Wednesday, February 27, 2013

Women's Work


Every day the ladies from Pastor Martin’s family can be seen toiling…all day long. Add having visitors and that day just got longer. These ladies prepared the most lavish meals using food transported from more than four hours distance…because there is no food in Takora. The cost of that food tripled by the time transport is added to the mix.

Some of the ladies work as nurses at the next door hospital and when they return from that job they work more at home. I watched them either preparing meals or cleaning dishes nonstop. Literally. After a simple breakfast they began preparing for our lunchtime meal. After doing the dishes from the lunchtime meal they began preparing the dinner meal. Somehow laundry and hauling water got done as well, I think by the younger girls. Any effort I made to assist was met with a fierce rebuke.

Not being the domestic type, I very much appreciated all that they did…and they did it with little expression of appreciation because in Karamoja and most of Uganda…”that’s their work.” The sentiment is something akin to why appreciate them for something they’re supposed to do anyhow. There’s no malice or flippancy, it’s strictly a cultural mindset.

None the less my heart was filled with gratitude at how faithfully they work and how much harder they had to work because of the ministry event. I longed for a free moment with them to tell them how much God sees their faithfulness. We carved out 30 minutes after our lunchtime meal to watch NOOMA She. The film was perfect for these women, particularly given the example Rob uses of how women in Africa walk hours to haul water… They felt so respected and acknowledged because of that one line in the film.

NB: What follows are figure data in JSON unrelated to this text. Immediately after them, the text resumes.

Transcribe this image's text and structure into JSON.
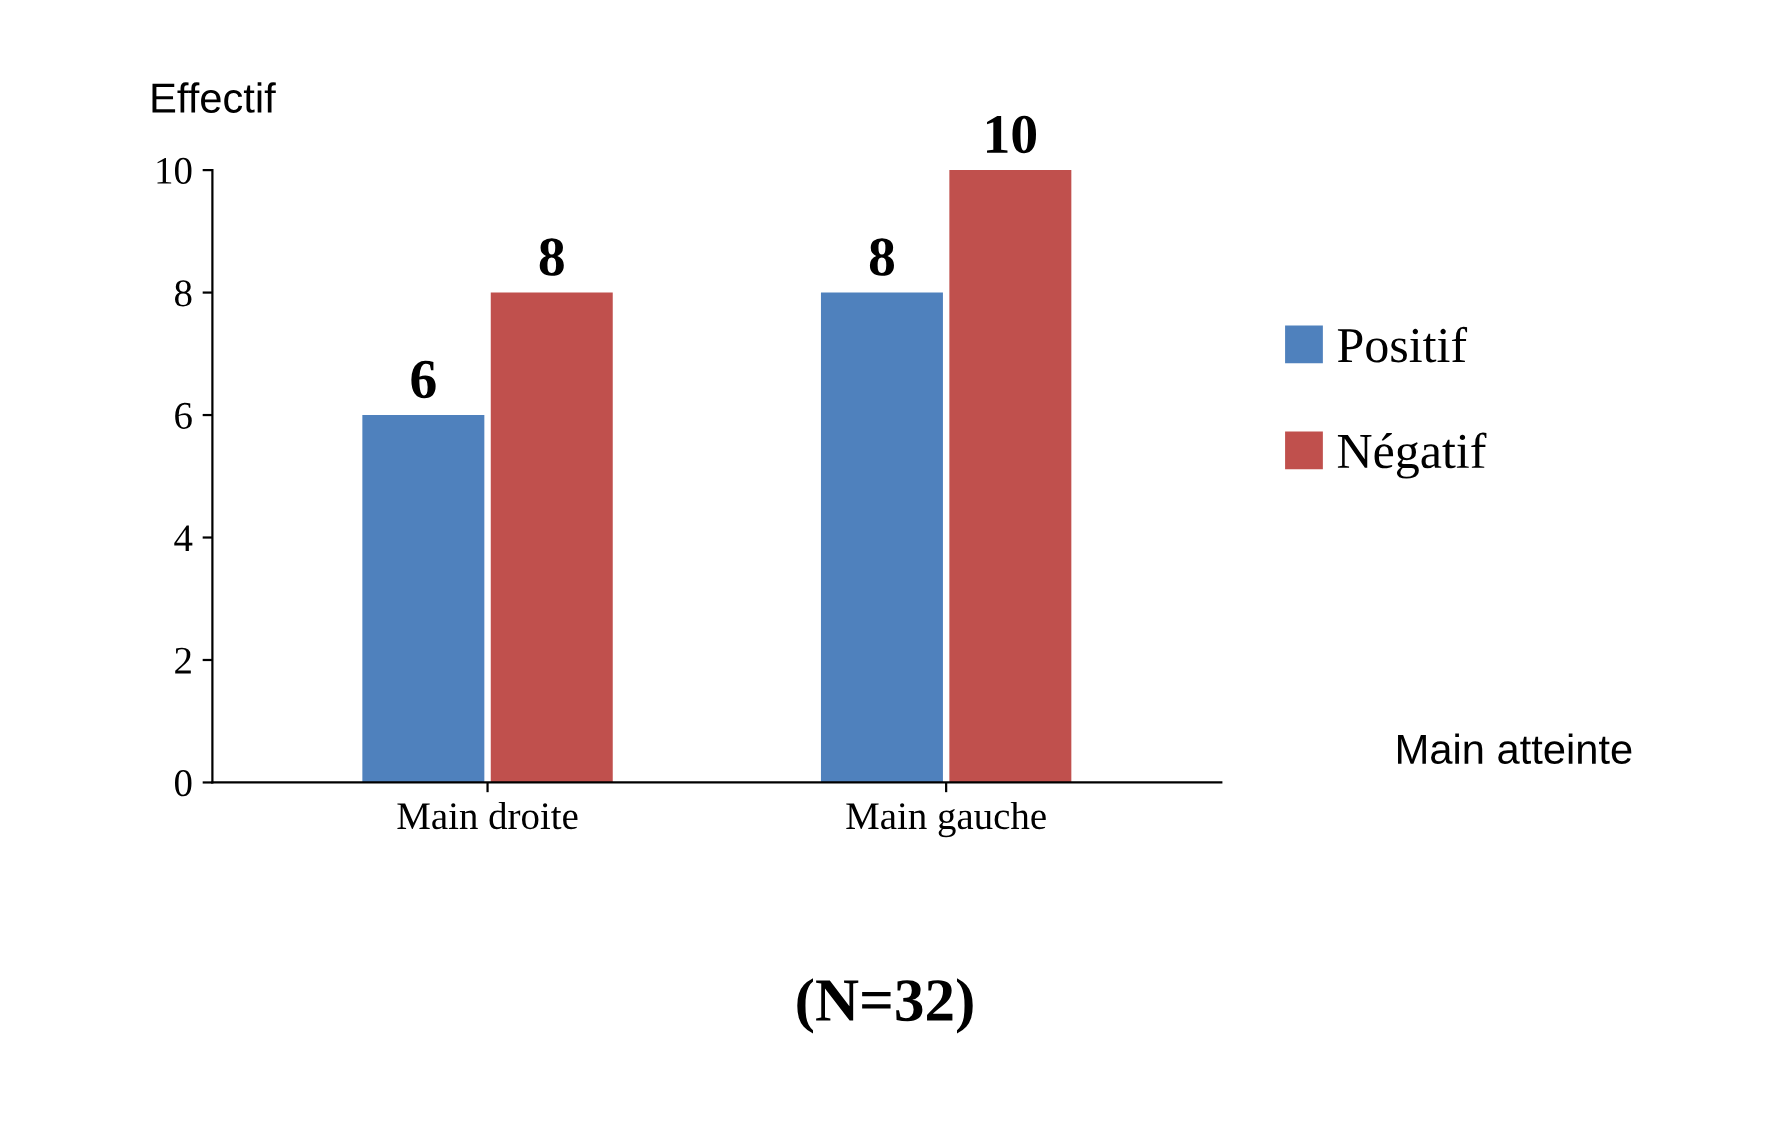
{
  "chart_data": {
    "type": "bar",
    "ylabel": "Effectif",
    "xlabel": "Main atteinte",
    "annotations": [
      "(N=32)"
    ],
    "categories": [
      "Main droite",
      "Main gauche"
    ],
    "series": [
      {
        "name": "Positif",
        "color": "#4f81bd",
        "values": [
          6,
          8
        ]
      },
      {
        "name": "Négatif",
        "color": "#c0504d",
        "values": [
          8,
          10
        ]
      }
    ],
    "ylim": [
      0,
      10
    ],
    "yticks": [
      0,
      2,
      4,
      6,
      8,
      10
    ],
    "grid": false,
    "legend": "right",
    "data_labels": true
  }
}
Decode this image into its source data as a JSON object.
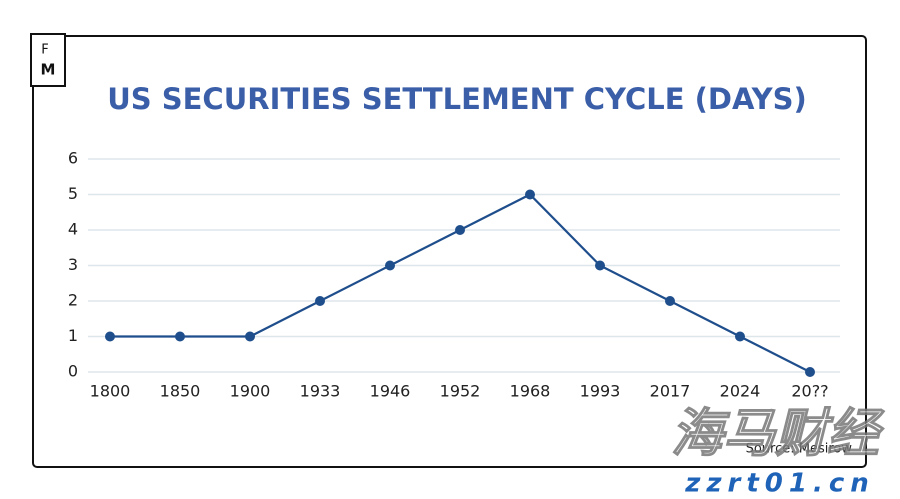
{
  "chart_data": {
    "type": "line",
    "logo": {
      "top": "F",
      "bottom": "M"
    },
    "title": "US SECURITIES SETTLEMENT CYCLE (DAYS)",
    "categories": [
      "1800",
      "1850",
      "1900",
      "1933",
      "1946",
      "1952",
      "1968",
      "1993",
      "2017",
      "2024",
      "20??"
    ],
    "values": [
      1,
      1,
      1,
      2,
      3,
      4,
      5,
      3,
      2,
      1,
      0
    ],
    "color": "#1f4e8c",
    "ylim": [
      0,
      6
    ],
    "yticks": [
      0,
      1,
      2,
      3,
      4,
      5,
      6
    ],
    "grid": true,
    "source": "Source: Mesirow",
    "watermark": {
      "text": "海马财经",
      "url": "zzrt01.cn"
    }
  }
}
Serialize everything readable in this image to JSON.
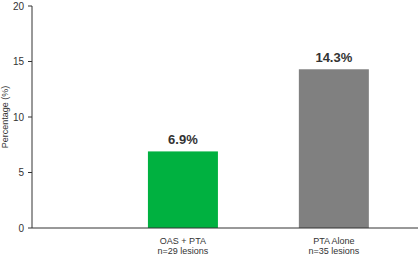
{
  "chart_data": {
    "type": "bar",
    "y_label": "Percentage (%)",
    "categories": [
      "OAS + PTA\nn=29 lesions",
      "PTA Alone\nn=35 lesions"
    ],
    "values": [
      6.9,
      14.3
    ],
    "value_labels": [
      "6.9%",
      "14.3%"
    ],
    "colors": [
      "#00b140",
      "#808080"
    ],
    "ylim": [
      0,
      20
    ],
    "yticks": [
      0,
      5,
      10,
      15,
      20
    ],
    "grid": false,
    "data_labels": true
  }
}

We joined together in prayer for one another and for some very specific needs as well as in celebrating the knowledge that women are important, valuable, and essential to the voice of the family and the church. While the men were not invited to our gathering, I did take the opportunity to tell them about the film and to emphasize that if they were not already including their women in discussions about family and church matters that they were missing out on a perspective that God purposefully created in his own image.

NOTE: As our time of ministry wound down, the women said the men raved about NOOMA Rain and that they wanted to watch too. I thank God for fully charged laptop batteries.